Mrs. D is an elderly woman with a complex health condition, including dehydration, pneumonia, and a history of cerebrovascular accident (CVA), dementia, and diabetes. Based on her clinical presentation, the following nursing care plan aims to address her acute and critical needs:

  • Immediate stabilization: Given her severe dehydration and hypotension (BP 80/65), aggressive fluid resuscitation is required to support her blood pressure and perfusion.
  • Blood sugar regulation: With a blood sugar level of 30 mmol/L, she needs insulin therapy and frequent monitoring to bring her glucose levels within a normal range.
  • Infection control: Her high sodium level (Na 160 mmol/L), increased white blood cell count (WBC 15 x 10-9/L), and fever indicate a severe infection likely linked to pneumonia.
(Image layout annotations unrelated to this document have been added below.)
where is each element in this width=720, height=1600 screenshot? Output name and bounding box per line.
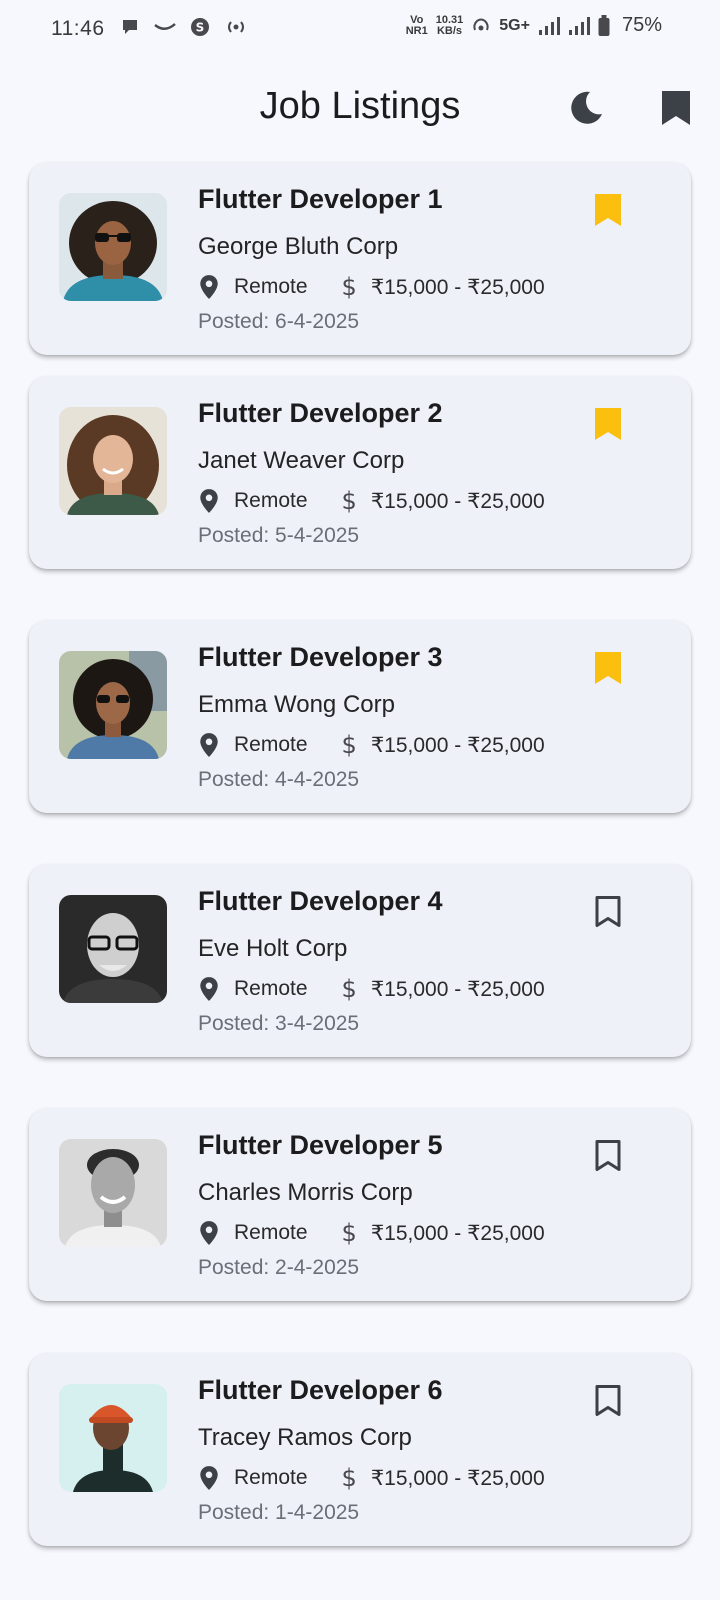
company-name: Tracey Ramos Corp <box>198 1424 412 1451</box>
salary-range: ₹15,000 - ₹25,000 <box>370 275 545 299</box>
salary-range: ₹15,000 - ₹25,000 <box>370 1466 545 1490</box>
avatar <box>59 1384 167 1492</box>
company-name: Eve Holt Corp <box>198 935 348 962</box>
job-card[interactable]: Flutter Developer 6 Tracey Ramos Corp Re… <box>29 1353 691 1546</box>
job-meta: Remote $ ₹15,000 - ₹25,000 <box>198 272 545 302</box>
nfc-icon <box>473 18 489 30</box>
job-location: Remote <box>234 275 308 298</box>
salary-range: ₹15,000 - ₹25,000 <box>370 489 545 513</box>
skype-icon: S <box>191 18 209 36</box>
app-bar: Job Listings <box>0 58 720 158</box>
system-indicators: Vo NR1 10.31 KB/s 5G+ 75% <box>406 14 662 37</box>
salary-range: ₹15,000 - ₹25,000 <box>370 1221 545 1245</box>
signal-icon <box>568 16 590 35</box>
bookmark-filled-icon[interactable] <box>592 650 624 686</box>
job-meta: Remote $ ₹15,000 - ₹25,000 <box>198 1463 545 1493</box>
job-list[interactable]: Flutter Developer 1 George Bluth Corp Re… <box>0 0 720 1600</box>
job-card[interactable]: Flutter Developer 3 Emma Wong Corp Remot… <box>29 620 691 813</box>
chat-bubble-icon <box>123 20 137 34</box>
bookmark-icon[interactable] <box>658 88 694 128</box>
dollar-icon: $ <box>341 1464 357 1492</box>
battery-icon <box>598 14 610 36</box>
data-speed: 10.31 KB/s <box>435 13 464 37</box>
job-meta: Remote $ ₹15,000 - ₹25,000 <box>198 974 545 1004</box>
bookmark-outline-icon[interactable] <box>592 894 624 930</box>
hotspot-icon <box>228 21 244 33</box>
job-title: Flutter Developer 3 <box>198 642 443 672</box>
job-meta: Remote $ ₹15,000 - ₹25,000 <box>198 486 545 516</box>
job-title: Flutter Developer 4 <box>198 886 443 916</box>
job-meta: Remote $ ₹15,000 - ₹25,000 <box>198 1218 545 1248</box>
posted-date: Posted: 4-4-2025 <box>198 768 360 791</box>
dollar-icon: $ <box>341 1219 357 1247</box>
job-location: Remote <box>234 733 308 756</box>
network-type: 5G+ <box>499 16 530 34</box>
company-name: Janet Weaver Corp <box>198 447 405 474</box>
location-pin-icon <box>200 1466 218 1490</box>
salary-range: ₹15,000 - ₹25,000 <box>370 977 545 1001</box>
bookmark-outline-icon[interactable] <box>592 1383 624 1419</box>
job-card[interactable]: Flutter Developer 4 Eve Holt Corp Remote… <box>29 864 691 1057</box>
posted-date: Posted: 2-4-2025 <box>198 1256 360 1279</box>
avatar <box>59 651 167 759</box>
avatar <box>59 895 167 1003</box>
company-name: Charles Morris Corp <box>198 1179 413 1206</box>
posted-date: Posted: 3-4-2025 <box>198 1012 360 1035</box>
dollar-icon: $ <box>341 731 357 759</box>
dollar-icon: $ <box>341 273 357 301</box>
status-bar: 11:46 S Vo NR1 10.31 KB/s 5G+ 75% <box>0 0 720 58</box>
company-name: George Bluth Corp <box>198 233 399 260</box>
location-pin-icon <box>200 977 218 1001</box>
location-pin-icon <box>200 275 218 299</box>
job-meta: Remote $ ₹15,000 - ₹25,000 <box>198 730 545 760</box>
page-title: Job Listings <box>259 85 461 127</box>
location-pin-icon <box>200 489 218 513</box>
battery-percentage: 75% <box>621 14 662 36</box>
job-location: Remote <box>234 1466 308 1489</box>
job-title: Flutter Developer 2 <box>198 398 443 428</box>
salary-range: ₹15,000 - ₹25,000 <box>370 733 545 757</box>
job-title: Flutter Developer 6 <box>198 1375 443 1405</box>
status-time: 11:46 <box>51 17 105 40</box>
dollar-icon: $ <box>341 975 357 1003</box>
swoosh-icon <box>154 23 176 30</box>
job-title: Flutter Developer 1 <box>198 184 443 214</box>
job-card[interactable]: Flutter Developer 1 George Bluth Corp Re… <box>29 162 691 355</box>
bookmark-filled-icon[interactable] <box>592 406 624 442</box>
signal-icon <box>538 16 560 35</box>
job-title: Flutter Developer 5 <box>198 1130 443 1160</box>
job-card[interactable]: Flutter Developer 2 Janet Weaver Corp Re… <box>29 376 691 569</box>
dollar-icon: $ <box>341 487 357 515</box>
avatar <box>59 193 167 301</box>
posted-date: Posted: 6-4-2025 <box>198 310 360 333</box>
job-card[interactable]: Flutter Developer 5 Charles Morris Corp … <box>29 1108 691 1301</box>
location-pin-icon <box>200 1221 218 1245</box>
posted-date: Posted: 5-4-2025 <box>198 524 360 547</box>
volte-indicator: Vo NR1 <box>405 13 428 37</box>
moon-icon[interactable] <box>566 88 606 128</box>
job-location: Remote <box>234 489 308 512</box>
bookmark-outline-icon[interactable] <box>592 1138 624 1174</box>
job-location: Remote <box>234 977 308 1000</box>
avatar <box>59 1139 167 1247</box>
bookmark-filled-icon[interactable] <box>592 192 624 228</box>
notification-icons: S <box>120 17 248 37</box>
avatar <box>59 407 167 515</box>
company-name: Emma Wong Corp <box>198 691 395 718</box>
posted-date: Posted: 1-4-2025 <box>198 1501 360 1524</box>
job-location: Remote <box>234 1221 308 1244</box>
location-pin-icon <box>200 733 218 757</box>
svg-text:S: S <box>196 21 205 35</box>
Antibiotic therapy and monitoring of infection markers are crucial.
  • Nutritional support: As she is not eating and her albumin level is very low (10 g/L), nutritional assessment and support, potentially in the form of enteral or parenteral nutrition, may be required.
  • Wound care: The sacral cavity with greenish exudate and surrounding erythema needs meticulous wound care to prevent further infection and aid in healing.
  • Pressure ulcer prevention: Regular repositioning and skin care are necessary due to the non-blanchable reddened areas on her hips and her immobility.

This care plan should be frequently reassessed and adjusted according to Mrs. D's evolving clinical status.